Second, we should question whether our use of AI will potentially harm the most vulnerable members of society: Children, the elderly, people with special needs, and any other group that might be targeted for unnecessary surveillance, for example. What biases might be present in AI design that might limit the freedom of individuals and groups, and are the designers of AI systems able to identify and fix them? One of the challenges of AI in its early forms is that its designers are often unable to explain how or why much of it works – which suggests that it will be that much more difficult to reverse-engineer AI-enabled systems that produce harmful effects. We should also be asking who will be held responsible if AI does harm people.
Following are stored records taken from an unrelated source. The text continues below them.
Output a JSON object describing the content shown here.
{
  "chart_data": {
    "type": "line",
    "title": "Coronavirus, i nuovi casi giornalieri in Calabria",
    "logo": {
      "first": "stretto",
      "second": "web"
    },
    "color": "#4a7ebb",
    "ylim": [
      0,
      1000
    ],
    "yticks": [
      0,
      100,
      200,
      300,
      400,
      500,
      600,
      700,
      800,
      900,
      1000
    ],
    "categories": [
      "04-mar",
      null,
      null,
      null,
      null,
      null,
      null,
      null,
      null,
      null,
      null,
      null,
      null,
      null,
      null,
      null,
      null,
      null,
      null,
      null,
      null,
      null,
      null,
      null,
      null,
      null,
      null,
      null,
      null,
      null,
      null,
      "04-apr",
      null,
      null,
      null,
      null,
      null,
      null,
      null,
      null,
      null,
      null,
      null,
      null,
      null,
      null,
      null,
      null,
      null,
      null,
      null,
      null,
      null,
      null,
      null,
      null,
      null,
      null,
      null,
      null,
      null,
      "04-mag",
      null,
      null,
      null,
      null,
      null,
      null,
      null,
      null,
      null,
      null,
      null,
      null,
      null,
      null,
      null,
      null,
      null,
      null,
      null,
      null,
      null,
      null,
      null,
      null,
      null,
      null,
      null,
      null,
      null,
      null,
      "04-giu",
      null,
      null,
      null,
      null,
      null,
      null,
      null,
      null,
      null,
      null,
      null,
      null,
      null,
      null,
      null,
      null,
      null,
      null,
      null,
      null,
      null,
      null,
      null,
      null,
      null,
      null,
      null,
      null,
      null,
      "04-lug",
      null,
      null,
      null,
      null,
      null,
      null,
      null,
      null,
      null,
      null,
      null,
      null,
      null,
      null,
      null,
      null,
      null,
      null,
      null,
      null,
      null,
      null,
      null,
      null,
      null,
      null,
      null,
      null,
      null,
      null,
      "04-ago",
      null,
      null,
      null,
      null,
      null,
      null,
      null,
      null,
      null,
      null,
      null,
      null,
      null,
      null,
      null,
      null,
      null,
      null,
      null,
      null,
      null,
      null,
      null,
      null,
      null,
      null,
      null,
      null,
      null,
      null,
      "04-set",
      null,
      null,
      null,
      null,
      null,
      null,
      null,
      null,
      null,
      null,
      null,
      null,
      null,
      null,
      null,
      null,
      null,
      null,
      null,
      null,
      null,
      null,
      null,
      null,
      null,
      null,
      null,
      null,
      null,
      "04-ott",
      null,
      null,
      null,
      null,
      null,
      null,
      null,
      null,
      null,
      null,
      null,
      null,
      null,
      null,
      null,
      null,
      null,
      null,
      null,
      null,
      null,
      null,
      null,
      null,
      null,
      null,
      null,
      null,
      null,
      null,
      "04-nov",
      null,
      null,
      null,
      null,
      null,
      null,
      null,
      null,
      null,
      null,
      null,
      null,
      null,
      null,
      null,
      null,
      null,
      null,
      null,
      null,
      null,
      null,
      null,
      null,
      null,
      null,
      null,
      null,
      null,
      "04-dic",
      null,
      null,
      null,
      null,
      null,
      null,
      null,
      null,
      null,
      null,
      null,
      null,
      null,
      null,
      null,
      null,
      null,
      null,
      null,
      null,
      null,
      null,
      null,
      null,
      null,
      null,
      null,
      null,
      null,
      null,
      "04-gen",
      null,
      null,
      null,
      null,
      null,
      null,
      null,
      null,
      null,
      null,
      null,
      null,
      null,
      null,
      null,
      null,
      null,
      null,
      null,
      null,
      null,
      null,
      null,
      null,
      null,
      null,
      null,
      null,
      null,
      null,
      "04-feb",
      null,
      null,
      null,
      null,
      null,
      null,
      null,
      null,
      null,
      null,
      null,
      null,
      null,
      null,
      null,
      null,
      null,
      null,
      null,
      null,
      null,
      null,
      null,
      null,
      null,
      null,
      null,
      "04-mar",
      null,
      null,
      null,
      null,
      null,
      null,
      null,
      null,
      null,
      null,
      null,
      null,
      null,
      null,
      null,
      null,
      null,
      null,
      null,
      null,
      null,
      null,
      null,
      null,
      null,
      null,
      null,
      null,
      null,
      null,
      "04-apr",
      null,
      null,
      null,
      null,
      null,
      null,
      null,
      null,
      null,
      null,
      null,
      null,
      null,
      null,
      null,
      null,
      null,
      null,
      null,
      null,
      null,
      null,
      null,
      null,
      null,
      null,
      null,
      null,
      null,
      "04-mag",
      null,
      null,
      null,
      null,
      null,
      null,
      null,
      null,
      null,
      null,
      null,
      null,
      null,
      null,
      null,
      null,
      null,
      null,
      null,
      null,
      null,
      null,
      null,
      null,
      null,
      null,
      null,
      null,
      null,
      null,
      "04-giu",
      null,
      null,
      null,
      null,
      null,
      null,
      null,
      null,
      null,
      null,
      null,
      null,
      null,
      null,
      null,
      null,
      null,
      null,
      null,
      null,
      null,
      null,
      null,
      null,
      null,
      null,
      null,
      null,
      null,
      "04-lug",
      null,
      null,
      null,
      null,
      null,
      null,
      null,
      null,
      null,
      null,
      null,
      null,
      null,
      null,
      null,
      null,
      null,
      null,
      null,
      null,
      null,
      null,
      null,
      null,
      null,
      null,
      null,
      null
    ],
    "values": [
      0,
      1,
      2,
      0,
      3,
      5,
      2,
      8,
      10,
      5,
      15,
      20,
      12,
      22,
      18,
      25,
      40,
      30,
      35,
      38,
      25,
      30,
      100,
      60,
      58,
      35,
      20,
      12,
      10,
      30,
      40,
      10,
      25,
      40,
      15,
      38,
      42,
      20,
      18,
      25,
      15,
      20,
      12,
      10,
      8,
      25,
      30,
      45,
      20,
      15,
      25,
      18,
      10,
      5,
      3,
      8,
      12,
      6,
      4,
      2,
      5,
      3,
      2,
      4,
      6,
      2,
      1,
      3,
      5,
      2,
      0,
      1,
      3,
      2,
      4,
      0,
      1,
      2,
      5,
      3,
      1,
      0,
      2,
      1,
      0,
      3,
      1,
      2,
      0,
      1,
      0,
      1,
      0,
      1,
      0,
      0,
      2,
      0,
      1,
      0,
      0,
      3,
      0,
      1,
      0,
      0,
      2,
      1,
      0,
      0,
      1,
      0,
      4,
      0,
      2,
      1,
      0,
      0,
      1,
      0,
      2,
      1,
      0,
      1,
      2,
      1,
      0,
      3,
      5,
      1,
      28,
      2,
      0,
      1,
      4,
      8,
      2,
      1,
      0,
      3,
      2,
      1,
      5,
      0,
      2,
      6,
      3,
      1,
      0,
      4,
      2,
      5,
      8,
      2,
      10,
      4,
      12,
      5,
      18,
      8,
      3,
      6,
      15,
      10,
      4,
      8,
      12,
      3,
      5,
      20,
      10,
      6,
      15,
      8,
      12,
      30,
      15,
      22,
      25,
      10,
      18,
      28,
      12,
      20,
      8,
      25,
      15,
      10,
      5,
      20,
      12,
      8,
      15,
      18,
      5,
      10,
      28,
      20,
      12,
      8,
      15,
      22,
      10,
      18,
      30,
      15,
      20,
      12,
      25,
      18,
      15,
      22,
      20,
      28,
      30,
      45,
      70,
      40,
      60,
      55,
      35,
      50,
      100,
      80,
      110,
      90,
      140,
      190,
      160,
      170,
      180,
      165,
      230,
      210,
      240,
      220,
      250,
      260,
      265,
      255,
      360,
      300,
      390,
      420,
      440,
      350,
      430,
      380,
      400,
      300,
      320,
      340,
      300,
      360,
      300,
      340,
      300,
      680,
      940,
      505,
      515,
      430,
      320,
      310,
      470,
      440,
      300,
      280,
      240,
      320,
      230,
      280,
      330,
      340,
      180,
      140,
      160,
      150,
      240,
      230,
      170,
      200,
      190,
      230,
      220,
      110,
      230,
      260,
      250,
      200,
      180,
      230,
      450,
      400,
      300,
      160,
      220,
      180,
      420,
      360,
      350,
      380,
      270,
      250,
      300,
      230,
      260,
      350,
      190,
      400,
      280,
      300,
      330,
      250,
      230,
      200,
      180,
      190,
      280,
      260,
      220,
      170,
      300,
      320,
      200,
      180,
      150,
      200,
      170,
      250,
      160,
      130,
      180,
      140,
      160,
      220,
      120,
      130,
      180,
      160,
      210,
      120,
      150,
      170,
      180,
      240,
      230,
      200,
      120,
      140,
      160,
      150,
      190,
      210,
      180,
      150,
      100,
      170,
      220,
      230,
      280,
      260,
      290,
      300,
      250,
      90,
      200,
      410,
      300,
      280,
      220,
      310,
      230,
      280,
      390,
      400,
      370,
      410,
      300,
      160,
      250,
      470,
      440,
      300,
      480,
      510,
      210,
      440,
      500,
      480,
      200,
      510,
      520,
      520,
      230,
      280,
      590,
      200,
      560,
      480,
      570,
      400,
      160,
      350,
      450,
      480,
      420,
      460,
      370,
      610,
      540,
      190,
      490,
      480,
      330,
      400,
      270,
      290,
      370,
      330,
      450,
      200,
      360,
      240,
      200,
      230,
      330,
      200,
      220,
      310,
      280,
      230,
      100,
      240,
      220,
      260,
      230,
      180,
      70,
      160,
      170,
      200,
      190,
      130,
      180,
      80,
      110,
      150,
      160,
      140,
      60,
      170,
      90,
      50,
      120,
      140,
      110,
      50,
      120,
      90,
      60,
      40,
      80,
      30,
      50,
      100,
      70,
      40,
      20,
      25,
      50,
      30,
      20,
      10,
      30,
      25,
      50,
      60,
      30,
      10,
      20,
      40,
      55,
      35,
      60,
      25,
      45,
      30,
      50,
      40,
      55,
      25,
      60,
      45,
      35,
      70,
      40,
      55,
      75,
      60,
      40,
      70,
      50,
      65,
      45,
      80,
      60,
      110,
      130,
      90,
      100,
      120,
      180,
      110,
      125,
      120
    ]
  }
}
Finally, and most importantly, what risk does AI pose to the healthy functioning of democracy? In a political culture already awash with misinformation and polarization, how will AI-enabled platforms worsen or improve our ability to foster deliberation and thoughtful policymaking? How might AI-enabled tools undermine democratic norms, rules, and institutions?
These questions might seem too broad or existential as companies race to bring AI products to market, but failing to ask them now merely delays having to deal with the fallout later, perhaps when we have already experienced serious unintended consequences from our use of AI.